Après le lycée, Ahn a rejoint la US Marine Corps Reserve. «Je voulais trouver le moyen le plus rapide de devenir un homme», a-t-il déclaré. Alors qu’il était dans le camp d’entraînement, sa mère lui envoyait encore des échantillons de vêtements pour qu’il prenne des décisions concernant les produits Zannini. Après plusieurs mois de formation, Ahn a fréquenté l’Université de Californie à Irvine, étudiant les sciences politiques. En 2005, un an après l’obtention de son diplôme, l’unité d’Ahn s’est déployée en Irak où il a été analyste du renseignement à Falloujah.

Gracieuseté de Christopher Ahn

Christopher Ahn lors de son déploiement en Irak

Pendant son temps libre, Ahn a raconté aux autres comment sa tante avait été sauvée par un soldat américain pendant la guerre de Corée. Sa grand-mère fuyait Séoul avec ses deux filles lorsqu’elle a perdu la trace de la tante d’Ahn, qui n’était qu’un enfant en bas âge. Trouvant le soldat, elle ne put dire qu’en anglais: «Bébé, bébé!» Le soldat l’a compris et l’a aidée à retrouver l’enfant.

«Ce type a complètement changé nos vies», a déclaré Ahn. «Notre famille considère ce soldat comme un véritable héros.»

Après les Marines, il a passé du temps à Washington, D.C. Il a rejoint un groupe de défense des anciens combattants dirigé par David Bellavia, le seul récipiendaire de la médaille d’honneur vivant. Bellavia a déclaré à BuzzFeed News qu’Ahn avait changé d’avis sur la guerre en Irak et sur ce que cela signifiait d’être un soldat. « J’ai regardé l’ennemi comme quelqu’un que je devais pacifier en le tuant », a déclaré Bellavia. « Pour lui, il s’agissait toujours des personnes qui étaient victimisées. Je n’ai jamais rencontré une personne qui portait l’uniforme et qui avait autant d’empathie. »

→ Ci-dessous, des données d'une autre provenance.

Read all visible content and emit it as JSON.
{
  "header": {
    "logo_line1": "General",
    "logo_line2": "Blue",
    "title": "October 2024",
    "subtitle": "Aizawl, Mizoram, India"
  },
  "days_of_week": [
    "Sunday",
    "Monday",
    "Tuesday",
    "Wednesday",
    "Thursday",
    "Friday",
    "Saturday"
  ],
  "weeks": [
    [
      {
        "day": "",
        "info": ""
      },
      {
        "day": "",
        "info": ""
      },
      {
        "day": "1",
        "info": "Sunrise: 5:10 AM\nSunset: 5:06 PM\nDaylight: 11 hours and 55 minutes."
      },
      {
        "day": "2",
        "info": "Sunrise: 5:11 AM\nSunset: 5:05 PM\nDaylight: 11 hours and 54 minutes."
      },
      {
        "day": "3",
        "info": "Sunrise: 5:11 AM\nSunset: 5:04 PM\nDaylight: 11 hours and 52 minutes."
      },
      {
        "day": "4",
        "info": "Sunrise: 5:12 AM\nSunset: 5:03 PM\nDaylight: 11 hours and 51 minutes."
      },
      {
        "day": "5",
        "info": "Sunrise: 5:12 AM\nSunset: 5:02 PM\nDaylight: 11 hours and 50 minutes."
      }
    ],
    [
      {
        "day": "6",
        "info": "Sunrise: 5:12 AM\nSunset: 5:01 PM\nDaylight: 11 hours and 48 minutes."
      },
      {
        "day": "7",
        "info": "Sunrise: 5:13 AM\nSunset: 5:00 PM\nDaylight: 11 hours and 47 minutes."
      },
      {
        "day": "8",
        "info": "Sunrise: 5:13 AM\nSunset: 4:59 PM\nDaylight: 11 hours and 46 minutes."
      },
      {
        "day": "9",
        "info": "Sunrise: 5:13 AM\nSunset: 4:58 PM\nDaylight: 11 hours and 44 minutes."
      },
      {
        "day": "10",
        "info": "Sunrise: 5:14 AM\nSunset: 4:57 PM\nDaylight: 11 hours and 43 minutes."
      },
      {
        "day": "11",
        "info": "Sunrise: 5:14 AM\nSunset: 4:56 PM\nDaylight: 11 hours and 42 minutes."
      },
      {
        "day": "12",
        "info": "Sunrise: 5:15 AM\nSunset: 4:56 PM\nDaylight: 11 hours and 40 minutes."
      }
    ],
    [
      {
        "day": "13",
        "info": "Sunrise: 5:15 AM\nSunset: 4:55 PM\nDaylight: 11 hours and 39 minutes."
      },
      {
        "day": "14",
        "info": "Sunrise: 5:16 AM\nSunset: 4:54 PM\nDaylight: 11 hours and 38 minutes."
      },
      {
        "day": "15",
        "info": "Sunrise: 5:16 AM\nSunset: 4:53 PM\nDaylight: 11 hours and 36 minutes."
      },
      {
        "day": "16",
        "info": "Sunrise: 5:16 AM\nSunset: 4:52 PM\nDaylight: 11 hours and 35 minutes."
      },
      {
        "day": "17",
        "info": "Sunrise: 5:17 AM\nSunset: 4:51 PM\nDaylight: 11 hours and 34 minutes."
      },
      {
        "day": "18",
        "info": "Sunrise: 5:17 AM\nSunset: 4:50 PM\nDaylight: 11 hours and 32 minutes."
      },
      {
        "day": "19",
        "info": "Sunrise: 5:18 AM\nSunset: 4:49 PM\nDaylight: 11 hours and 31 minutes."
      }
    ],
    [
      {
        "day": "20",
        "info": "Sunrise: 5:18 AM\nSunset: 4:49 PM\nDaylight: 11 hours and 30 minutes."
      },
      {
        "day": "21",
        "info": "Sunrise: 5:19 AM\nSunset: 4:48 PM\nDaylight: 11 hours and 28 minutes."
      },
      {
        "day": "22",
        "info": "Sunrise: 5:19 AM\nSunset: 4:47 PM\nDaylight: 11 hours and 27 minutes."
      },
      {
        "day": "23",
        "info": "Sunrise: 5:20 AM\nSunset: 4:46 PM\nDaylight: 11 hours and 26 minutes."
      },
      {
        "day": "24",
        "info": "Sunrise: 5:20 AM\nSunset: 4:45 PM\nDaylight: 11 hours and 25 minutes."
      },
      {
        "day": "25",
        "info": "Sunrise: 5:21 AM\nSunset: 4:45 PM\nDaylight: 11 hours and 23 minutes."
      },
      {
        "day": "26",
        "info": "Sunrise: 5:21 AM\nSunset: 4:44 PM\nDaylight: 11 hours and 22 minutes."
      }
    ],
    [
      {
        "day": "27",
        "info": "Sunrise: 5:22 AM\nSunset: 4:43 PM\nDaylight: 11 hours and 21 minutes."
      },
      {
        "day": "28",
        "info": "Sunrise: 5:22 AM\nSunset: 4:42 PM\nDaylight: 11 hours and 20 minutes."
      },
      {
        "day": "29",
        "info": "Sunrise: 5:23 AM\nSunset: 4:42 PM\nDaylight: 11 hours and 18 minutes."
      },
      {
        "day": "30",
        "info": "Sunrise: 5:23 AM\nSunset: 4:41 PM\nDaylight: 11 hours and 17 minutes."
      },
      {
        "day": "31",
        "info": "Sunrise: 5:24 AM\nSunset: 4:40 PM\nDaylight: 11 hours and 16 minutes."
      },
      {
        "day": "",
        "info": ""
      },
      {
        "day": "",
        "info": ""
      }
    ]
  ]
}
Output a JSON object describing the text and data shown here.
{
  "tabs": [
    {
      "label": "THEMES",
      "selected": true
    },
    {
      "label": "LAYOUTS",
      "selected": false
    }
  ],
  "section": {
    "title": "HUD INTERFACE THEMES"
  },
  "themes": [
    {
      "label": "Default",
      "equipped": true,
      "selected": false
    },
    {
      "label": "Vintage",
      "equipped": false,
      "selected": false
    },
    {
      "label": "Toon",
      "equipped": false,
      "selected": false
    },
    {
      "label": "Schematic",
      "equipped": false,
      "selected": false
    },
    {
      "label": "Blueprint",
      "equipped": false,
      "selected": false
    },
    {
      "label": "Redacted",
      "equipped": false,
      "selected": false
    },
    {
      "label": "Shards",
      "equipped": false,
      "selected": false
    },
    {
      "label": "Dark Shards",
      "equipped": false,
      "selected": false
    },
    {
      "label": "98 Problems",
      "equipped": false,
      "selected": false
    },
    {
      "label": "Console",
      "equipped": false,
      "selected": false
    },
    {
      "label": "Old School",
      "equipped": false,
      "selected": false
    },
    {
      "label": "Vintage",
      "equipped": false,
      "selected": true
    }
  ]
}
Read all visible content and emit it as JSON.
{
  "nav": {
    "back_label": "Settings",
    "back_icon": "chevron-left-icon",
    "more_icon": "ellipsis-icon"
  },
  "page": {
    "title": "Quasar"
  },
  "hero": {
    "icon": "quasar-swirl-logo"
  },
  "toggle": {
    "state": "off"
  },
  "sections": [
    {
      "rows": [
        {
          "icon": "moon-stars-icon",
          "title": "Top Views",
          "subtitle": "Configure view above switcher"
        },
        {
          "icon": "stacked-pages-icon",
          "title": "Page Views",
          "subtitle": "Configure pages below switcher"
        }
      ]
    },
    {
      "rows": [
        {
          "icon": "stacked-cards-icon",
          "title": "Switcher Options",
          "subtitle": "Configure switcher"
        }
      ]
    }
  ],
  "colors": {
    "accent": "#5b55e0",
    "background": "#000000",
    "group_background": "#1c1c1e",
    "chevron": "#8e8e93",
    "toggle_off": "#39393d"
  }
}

Le financement s’est tari après la crise financière de 2008 et Ahn s’est retrouvé à essayer de savoir quoi faire de sa vie. C’est alors qu’un ami l’a présenté à Adrian Hong, un jeune de 25 ans charismatique et extrêmement confiant qui essayait également de régler son avenir.

Hong avait créé un grand groupe humanitaire, Liberty en Corée du Nord, alors qu’il était étudiant à Yale. Il avait un emploi de jour en tant que consultant auprès de startups, mais Hong devenait de plus en plus convaincu qu’aucun pays ou organisation au monde n’allait faire quoi que ce soit contre les conditions dévastatrices que des millions de Nord-Coréens étaient contraints de subir dans l’État le plus totalitaire du monde.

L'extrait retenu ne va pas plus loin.